Bali dengan Hindunya sangat terkenal pada toleransinya. Di Indonesia, mungkin hanya di Bali orang bisa bebas mendirikan tempat ibadah dan melakukan keyakinannya sebebas-bebasnya tanpa takut digrebek dan diberhanguskan ormas setempat. Belum pernah kejadian Gereja dan Masjid dibom dan diporak-porandakan. Tidak juga ada berita yang mengatakan pembubaran paksa golongan minoritas tertentu pada saat melaksanakan ibadahnya. Umat Hindu sebagai mayoritas tetap hidup rukun berdampingan dengan umat minoritas apapun. Bahkan di salah satu wilayah di Nusa Dua terdapat komplek dimana lima tempat ibadah berdiri dengan harmonisnya. Sebuah pemandangan yang mungkin sulit dapat diwujudkan di sebagian besar wilayah Indonesia saat ini.
Dibalik toleransi yang luar biasa terhadap umat beragama lain ini, ternyata Bali menyimpan segudang intoleransi terhadap “krama”-nya sendiri. Tindakan meneror dengan cap sesat terhadap suatu bentuk lain dari Hindu sampai saat ini masih saja berkumandang. Pengucilan beberapa anggota masyarakat Hindu dan mempersulit mereka juga menjadi pemandangan yang biasa. Orang Bali hanya sibuk “mejugjag ajak nyama”.
Sebuah kasus lucu yang sepertinya menarik untuk kita cermati bersama adalah masalah penggunaan nama. Salah satunya adalah seperti yang pernah dialami oleh Bapak I Gusti Kompiang Gede Perean yang beralamat di Jl. Gunung Sari 18 Sanur Kauh, Denpasar Selatan. Pada tanggal 27 Juni 2003 silam beliau dikaruniai seorang putra. Purtranya tersebut beliau beri nama depan I Gusti Bagus. Sebuah nama yang sama dengan nama yang beliau sandang. Namun pada saat menghadap ke petugas Catatan Sipil di kota Denpasar, ternyata nama I Gusti Bagus untuk anaknya tersebut tidak bisa di proses karena ditengarai beliau bukan dari keturunan Gusti akibat kesalahan pengetikan di akte kelahiran yang tertulis “I Gusi”, bukan “I Gusti”. Petugas Catatan Sipil mengatakan bahwa sudah ada SK Gubernur yang mengatur tentang kebangsawanan sehingga ada aturan yang harus diikuti dalam penggunaan nama.
Untuk mempercepat proses penerbitan akte kelahiran, akhirnya beliau mengalah dengan menghilangkan kata I Gusti dari nama anaknya.
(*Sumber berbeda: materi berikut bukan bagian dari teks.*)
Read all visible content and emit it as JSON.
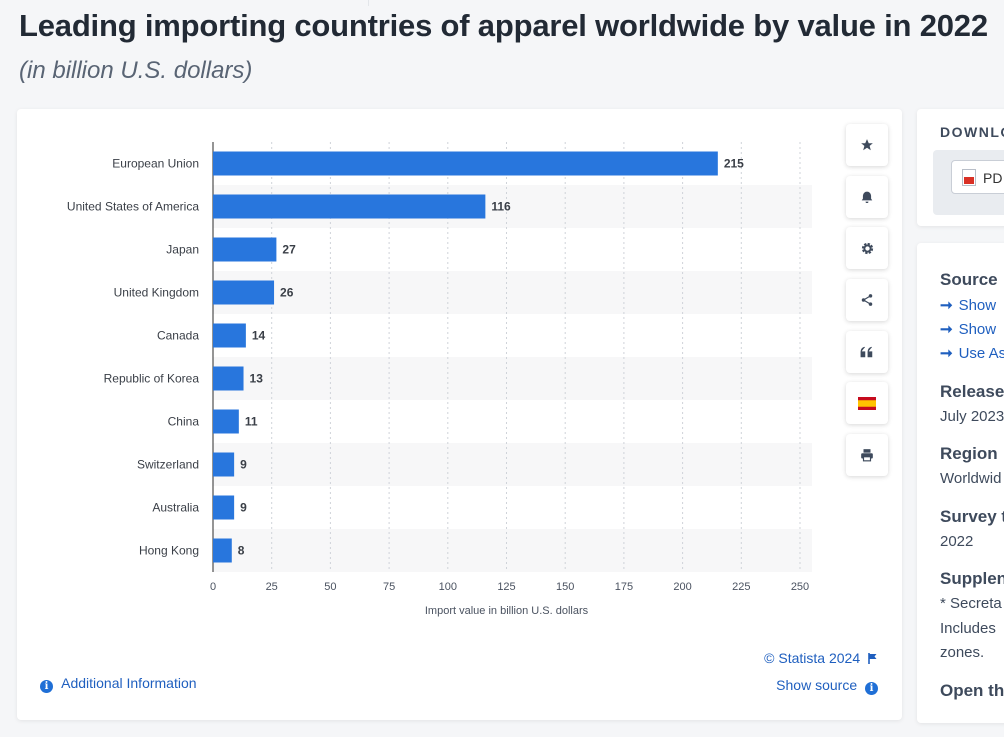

Beliau mendaftarkan kembali nama anaknya ke Catatan Sipil pada tanggal 5 Juli 2003 dengan nama depan “Bagus”. Namun lagi-lagi nama depan “Bagus” tidak diijinkan dipakai karena dikatakan bahwa nama “Bagus” adalah termasuk dalam golongan ksatria.
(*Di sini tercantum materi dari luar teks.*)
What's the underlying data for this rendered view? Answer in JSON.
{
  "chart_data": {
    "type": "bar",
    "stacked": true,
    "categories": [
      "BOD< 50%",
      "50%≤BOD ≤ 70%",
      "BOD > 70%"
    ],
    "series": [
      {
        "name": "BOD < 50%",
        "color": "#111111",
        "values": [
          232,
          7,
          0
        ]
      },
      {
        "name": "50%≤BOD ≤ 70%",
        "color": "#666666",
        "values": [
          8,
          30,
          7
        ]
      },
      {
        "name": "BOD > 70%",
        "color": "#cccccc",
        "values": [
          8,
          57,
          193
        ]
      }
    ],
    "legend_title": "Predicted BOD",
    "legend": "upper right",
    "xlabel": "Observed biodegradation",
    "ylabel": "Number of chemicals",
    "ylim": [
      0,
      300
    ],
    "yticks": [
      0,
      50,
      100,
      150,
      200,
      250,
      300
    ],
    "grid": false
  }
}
Petugas yang Bapak Gusti Kompiang Gede Perean hadapi berargumen dengan menunjukkan SK MPLA/I/234/1994 yang mengatakan bahwa untuk mengubah nama, maka dia harus menghadap PHDI atau Lembaga Pengadilan Adat. Petugas menjelaskan bahwa aturan ini berlaku untuk semua orang Hindu di Bali. Namun hal ini tidak berlaku untuk orang Bali non-Hindu ataupun orang non-Hindu dari luar Bali. Orang non-Hindu bebas menggunakan nama-nama seperti “Ida Ratu”, “Cokorda”, “I Dewa”, “Pande” “I Gusti”, “I Gusti Bagus”, “Bagus” dan sebagainya.
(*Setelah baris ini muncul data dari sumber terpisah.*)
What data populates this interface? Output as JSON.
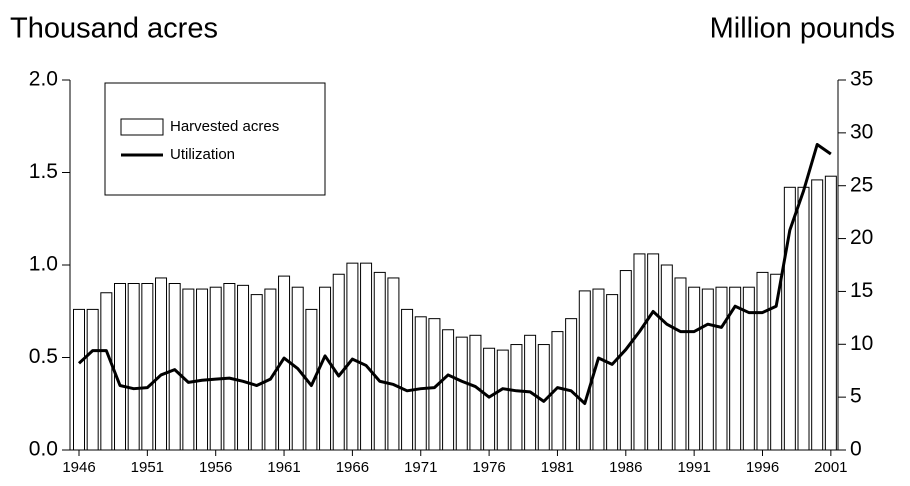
{
  "chart_data": {
    "type": "bar",
    "y_label": "Thousand acres",
    "y2_label": "Million pounds",
    "categories": [
      "1946",
      null,
      null,
      null,
      null,
      "1951",
      null,
      null,
      null,
      null,
      "1956",
      null,
      null,
      null,
      null,
      "1961",
      null,
      null,
      null,
      null,
      "1966",
      null,
      null,
      null,
      null,
      "1971",
      null,
      null,
      null,
      null,
      "1976",
      null,
      null,
      null,
      null,
      "1981",
      null,
      null,
      null,
      null,
      "1986",
      null,
      null,
      null,
      null,
      "1991",
      null,
      null,
      null,
      null,
      "1996",
      null,
      null,
      null,
      null,
      "2001"
    ],
    "series": [
      {
        "name": "Harvested acres",
        "type": "bar",
        "axis": "y",
        "color": "#ffffff",
        "values": [
          0.76,
          0.76,
          0.85,
          0.9,
          0.9,
          0.9,
          0.93,
          0.9,
          0.87,
          0.87,
          0.88,
          0.9,
          0.89,
          0.84,
          0.87,
          0.94,
          0.88,
          0.76,
          0.88,
          0.95,
          1.01,
          1.01,
          0.96,
          0.93,
          0.76,
          0.72,
          0.71,
          0.65,
          0.61,
          0.62,
          0.55,
          0.54,
          0.57,
          0.62,
          0.57,
          0.64,
          0.71,
          0.86,
          0.87,
          0.84,
          0.97,
          1.06,
          1.06,
          1.0,
          0.93,
          0.88,
          0.87,
          0.88,
          0.88,
          0.88,
          0.96,
          0.95,
          1.42,
          1.42,
          1.46,
          1.48
        ]
      },
      {
        "name": "Utilization",
        "type": "line",
        "axis": "y2",
        "color": "#000000",
        "values": [
          8.2,
          9.4,
          9.4,
          6.1,
          5.8,
          5.9,
          7.1,
          7.6,
          6.4,
          6.6,
          6.7,
          6.8,
          6.5,
          6.1,
          6.7,
          8.7,
          7.7,
          6.1,
          8.9,
          7.0,
          8.6,
          8.0,
          6.5,
          6.2,
          5.6,
          5.8,
          5.9,
          7.1,
          6.5,
          6.0,
          5.0,
          5.8,
          5.6,
          5.5,
          4.6,
          5.9,
          5.6,
          4.4,
          8.7,
          8.1,
          9.5,
          11.2,
          13.1,
          11.9,
          11.2,
          11.2,
          11.9,
          11.6,
          13.6,
          13.0,
          13.0,
          13.6,
          20.8,
          24.5,
          28.9,
          28.0
        ]
      }
    ],
    "ylim": [
      0,
      2.0
    ],
    "yticks": [
      {
        "value": 0,
        "label": "0.0"
      },
      {
        "value": 0.5,
        "label": "0.5"
      },
      {
        "value": 1.0,
        "label": "1.0"
      },
      {
        "value": 1.5,
        "label": "1.5"
      },
      {
        "value": 2.0,
        "label": "2.0"
      }
    ],
    "y2lim": [
      0,
      35
    ],
    "y2ticks": [
      0,
      5,
      10,
      15,
      20,
      25,
      30,
      35
    ],
    "legend": "upper left"
  }
}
Sebuah kasus yang sangat lucu bukan? Dari mana aturan dalam kitab suci Hindu yang melarang penggunaan nama-nama tertentu? Dari mana sloka-sloka Veda mengukuhkan bahwa Brahmana, Ksatria, Vaisya dan Sudra adalah keturunan dan sang anak wajib mengikuti gelar orang tuanya? Jangankan pelarangan masalah nama, pembenaran bahwa varna seseorang ditentukan berdasarkan kelahiran pun sama sekali tidak dibenarkan dalam Hindu. Sungguh sebuah aturan yang sangat memprihatinkan. Bukankah pada dasarnya aturan dibuat untuk mempermudah dan mengharmonisasi kehidupan? Lalu kenapa aturan ini dibuat mempersulit umat Hindu sendiri sementara di sisi lain mempermudah non-Hindu? Bayangkan jika ada orang luar Hindu memanfaatkan kejadian ini seperti yang dilakukan Uztadz Abdul Aziz yang mempropagandakan diri sebagai mantan pendeta Hindu dari kasta tertinggi dengan nama asli Ida Bagus Erit Budi Finarno. Apa yang akan terjadi dengan Hindu di Bali 10 tahun kedepan jika orang Bali masih tetap dungu seperti itu?
Berkaitan dengan psikologi serta “kebodohan” orang Hindu dan terutama sekali orang Hindu di Bali dikupas tuntas dalam sebuah buku baru yang akan segera terbit. Buku ini ditulis oleh seorang anak muda cerdas asal Lombok yang juga terkenal aktif berdiskusi di berbagai media di dunia maya. Dialah Rama Putra Iswara dengan bukunya “Psikologi Hindu”.
Semoga dengan banyaknya kritikan-kritikan, artikel dan juga buku-buku yang beredar dapat menyadarkan umat Hindu Bali sehingga segera bangkit dari keterlenaannya.
Jayalah Hindu…..
Om Swastiastu
@Rama
Saudaraku, apa arti/makna gambar yang ada di cover buku yang saudara bikin (gambar di atas).
Suksma
kalau dilihat sepintas, rasanya simbol ini mnginjak kesucian “Aum” Apa maksudnya??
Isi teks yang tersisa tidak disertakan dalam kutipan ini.